Origin of slow stress relaxation in the cytoskeleton

TL;DR

This paper investigates how the interplay of nonlinear stress response and crosslinker dynamics in the cytoskeleton causes slow stress relaxation, resembling glassy behavior, with implications for cell mechanics.

Contribution

It combines rheology experiments and theoretical modeling to reveal the origin of slow stress relaxation in the cytoskeleton due to transient crosslinking and internal stress.

Findings

Slow stress relaxation similar to glass transition dynamics.

Nonlinear stiffening and crosslinker dynamics explain cell rheology.

Weak frequency dependence of shear modulus observed.

Abstract

Dynamically crosslinked semiflexible biopolymers such as the actin cytoskeleton govern the mechanical behavior of living cells.

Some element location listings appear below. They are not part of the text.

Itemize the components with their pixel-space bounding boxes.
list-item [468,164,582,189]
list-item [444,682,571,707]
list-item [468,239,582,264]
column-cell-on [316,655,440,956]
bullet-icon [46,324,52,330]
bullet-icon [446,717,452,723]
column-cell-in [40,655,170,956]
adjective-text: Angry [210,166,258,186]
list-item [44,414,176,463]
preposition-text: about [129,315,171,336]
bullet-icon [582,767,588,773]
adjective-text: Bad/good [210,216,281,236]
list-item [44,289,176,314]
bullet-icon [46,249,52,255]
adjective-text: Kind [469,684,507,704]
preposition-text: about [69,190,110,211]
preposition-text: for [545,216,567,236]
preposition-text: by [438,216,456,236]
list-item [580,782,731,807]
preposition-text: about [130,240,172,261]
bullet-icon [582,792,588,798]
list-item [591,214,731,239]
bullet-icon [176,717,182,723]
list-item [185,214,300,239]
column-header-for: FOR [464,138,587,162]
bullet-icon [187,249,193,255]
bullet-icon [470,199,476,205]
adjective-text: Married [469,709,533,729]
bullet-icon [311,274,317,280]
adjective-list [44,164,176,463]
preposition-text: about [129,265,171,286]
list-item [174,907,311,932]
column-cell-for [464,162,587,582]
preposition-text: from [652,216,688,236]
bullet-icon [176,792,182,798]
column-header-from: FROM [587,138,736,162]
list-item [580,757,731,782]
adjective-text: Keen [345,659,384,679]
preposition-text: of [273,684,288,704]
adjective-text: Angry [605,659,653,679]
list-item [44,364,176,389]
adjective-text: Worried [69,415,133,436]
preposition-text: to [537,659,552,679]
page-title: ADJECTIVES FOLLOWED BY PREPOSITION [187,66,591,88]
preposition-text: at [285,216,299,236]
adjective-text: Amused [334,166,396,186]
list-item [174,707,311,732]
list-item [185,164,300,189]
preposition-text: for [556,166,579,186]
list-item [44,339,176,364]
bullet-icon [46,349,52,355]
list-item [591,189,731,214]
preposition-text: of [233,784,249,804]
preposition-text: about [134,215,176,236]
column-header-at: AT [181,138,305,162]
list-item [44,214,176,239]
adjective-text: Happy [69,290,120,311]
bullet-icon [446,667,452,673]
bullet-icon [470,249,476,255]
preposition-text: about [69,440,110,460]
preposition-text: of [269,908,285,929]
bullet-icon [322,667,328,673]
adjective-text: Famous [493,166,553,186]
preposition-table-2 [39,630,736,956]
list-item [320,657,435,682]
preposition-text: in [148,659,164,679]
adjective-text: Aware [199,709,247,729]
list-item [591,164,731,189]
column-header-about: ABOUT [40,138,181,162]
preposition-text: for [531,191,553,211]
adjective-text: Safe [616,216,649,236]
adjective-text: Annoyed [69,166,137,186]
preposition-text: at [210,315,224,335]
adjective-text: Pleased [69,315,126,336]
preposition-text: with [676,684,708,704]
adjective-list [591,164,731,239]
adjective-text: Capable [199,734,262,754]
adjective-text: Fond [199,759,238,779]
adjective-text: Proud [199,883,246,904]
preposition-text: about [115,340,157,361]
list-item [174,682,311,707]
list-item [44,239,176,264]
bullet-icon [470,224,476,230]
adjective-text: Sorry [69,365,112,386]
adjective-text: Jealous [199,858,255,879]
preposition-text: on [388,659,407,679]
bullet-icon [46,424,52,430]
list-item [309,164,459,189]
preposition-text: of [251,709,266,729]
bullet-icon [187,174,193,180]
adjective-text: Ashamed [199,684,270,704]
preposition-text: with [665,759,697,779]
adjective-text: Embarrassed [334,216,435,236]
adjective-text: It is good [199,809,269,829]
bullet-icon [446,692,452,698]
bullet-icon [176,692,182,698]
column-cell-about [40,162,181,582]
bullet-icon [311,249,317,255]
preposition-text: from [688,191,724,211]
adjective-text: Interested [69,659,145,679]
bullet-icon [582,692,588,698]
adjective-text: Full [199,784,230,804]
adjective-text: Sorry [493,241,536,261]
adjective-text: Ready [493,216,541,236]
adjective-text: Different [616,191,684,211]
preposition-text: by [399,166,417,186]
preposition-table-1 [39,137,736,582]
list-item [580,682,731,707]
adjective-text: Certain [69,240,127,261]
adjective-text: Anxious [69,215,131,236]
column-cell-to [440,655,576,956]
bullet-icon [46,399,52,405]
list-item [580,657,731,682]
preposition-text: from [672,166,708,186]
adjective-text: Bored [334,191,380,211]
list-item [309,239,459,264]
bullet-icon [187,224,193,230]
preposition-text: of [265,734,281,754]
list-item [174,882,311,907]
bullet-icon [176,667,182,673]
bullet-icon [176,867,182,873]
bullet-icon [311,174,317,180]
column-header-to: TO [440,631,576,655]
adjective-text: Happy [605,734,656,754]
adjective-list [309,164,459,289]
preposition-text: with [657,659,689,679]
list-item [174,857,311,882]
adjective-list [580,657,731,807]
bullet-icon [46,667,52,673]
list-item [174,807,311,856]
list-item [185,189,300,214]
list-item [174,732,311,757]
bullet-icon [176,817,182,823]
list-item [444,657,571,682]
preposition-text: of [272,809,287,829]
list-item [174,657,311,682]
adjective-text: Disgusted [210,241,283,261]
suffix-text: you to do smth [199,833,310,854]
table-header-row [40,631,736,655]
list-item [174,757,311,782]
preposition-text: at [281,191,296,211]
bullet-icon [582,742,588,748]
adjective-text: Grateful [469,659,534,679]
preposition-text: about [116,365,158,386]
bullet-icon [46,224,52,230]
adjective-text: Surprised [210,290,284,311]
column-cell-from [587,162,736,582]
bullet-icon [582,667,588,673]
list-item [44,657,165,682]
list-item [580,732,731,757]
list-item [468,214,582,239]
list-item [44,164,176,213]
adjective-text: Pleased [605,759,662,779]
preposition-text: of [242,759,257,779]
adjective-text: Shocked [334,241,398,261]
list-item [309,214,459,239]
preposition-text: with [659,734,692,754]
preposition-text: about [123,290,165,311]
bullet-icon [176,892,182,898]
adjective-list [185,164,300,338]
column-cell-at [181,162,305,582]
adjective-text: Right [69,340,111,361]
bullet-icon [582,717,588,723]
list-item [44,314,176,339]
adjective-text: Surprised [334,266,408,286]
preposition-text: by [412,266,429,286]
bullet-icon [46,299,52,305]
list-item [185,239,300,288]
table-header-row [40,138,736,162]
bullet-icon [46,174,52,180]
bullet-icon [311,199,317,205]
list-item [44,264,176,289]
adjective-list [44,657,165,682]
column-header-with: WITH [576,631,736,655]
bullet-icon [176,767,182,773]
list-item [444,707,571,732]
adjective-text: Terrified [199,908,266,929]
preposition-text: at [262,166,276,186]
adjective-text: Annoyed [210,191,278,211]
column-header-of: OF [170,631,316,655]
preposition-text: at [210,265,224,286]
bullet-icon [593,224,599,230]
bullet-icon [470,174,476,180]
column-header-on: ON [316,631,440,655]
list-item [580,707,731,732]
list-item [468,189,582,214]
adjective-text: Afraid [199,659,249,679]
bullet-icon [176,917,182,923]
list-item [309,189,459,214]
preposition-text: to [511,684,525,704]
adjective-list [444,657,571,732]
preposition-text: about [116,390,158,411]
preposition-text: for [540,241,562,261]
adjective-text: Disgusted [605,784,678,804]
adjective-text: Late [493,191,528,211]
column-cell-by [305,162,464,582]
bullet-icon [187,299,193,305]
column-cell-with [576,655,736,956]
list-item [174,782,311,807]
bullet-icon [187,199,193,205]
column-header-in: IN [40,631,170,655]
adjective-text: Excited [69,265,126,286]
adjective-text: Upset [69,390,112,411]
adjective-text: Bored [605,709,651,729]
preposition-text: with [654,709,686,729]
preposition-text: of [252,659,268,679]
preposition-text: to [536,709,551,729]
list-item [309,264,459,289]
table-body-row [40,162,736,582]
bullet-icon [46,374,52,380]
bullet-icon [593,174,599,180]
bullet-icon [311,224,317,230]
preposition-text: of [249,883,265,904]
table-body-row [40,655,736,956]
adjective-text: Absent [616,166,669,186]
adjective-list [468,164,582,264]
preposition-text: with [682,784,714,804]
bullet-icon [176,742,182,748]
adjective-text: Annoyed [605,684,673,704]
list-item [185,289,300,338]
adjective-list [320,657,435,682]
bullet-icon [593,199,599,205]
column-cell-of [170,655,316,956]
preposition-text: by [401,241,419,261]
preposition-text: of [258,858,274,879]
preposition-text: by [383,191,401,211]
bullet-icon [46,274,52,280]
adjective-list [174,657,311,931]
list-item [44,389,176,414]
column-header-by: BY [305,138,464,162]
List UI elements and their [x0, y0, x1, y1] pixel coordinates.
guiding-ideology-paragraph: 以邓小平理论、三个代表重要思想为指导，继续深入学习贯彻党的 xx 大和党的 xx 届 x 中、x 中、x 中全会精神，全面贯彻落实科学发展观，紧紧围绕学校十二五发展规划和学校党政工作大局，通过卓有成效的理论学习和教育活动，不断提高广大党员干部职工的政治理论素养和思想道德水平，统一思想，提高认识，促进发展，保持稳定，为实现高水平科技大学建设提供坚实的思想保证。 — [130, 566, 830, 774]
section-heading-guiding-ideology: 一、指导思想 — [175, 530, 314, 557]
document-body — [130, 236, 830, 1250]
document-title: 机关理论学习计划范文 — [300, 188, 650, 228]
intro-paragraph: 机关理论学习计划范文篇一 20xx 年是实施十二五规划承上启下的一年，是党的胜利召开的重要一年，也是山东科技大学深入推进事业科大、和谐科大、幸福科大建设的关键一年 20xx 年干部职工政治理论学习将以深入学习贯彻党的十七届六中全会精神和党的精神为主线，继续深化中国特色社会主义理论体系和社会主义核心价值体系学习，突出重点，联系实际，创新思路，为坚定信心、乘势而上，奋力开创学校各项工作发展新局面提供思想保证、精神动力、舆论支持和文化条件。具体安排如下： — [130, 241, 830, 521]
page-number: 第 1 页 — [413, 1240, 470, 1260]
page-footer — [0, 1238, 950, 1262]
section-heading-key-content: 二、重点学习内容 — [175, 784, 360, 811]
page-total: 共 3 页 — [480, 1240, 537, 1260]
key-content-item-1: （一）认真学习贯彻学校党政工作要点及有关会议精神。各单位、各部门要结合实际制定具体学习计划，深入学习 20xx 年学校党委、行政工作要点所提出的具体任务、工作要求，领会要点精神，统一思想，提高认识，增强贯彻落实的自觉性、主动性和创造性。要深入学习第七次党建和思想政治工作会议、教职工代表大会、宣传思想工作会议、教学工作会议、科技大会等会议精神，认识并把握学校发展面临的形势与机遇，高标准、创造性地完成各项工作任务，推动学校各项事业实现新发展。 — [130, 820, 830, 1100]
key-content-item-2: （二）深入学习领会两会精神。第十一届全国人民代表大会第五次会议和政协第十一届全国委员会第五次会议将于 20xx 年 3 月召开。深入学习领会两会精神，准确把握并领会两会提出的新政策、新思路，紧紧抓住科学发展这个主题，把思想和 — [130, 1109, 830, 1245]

Semiflexible biopolymers nonlinearly stiffen in response to mechanical loads, whereas the crosslinker dynamics allow for stress relaxation over time. Here we show, through rheology and theoretical modeling, that the combined nonlinearity in time and stress leads to an unexpectedly slow stress relaxation, similar to the dynamics of disordered systems close to the glass transition. Our work suggests that transient crosslinking combined with internal stress can explain prior reports of soft glassy rheology of cells, in which the shear modulus increases weakly with frequency.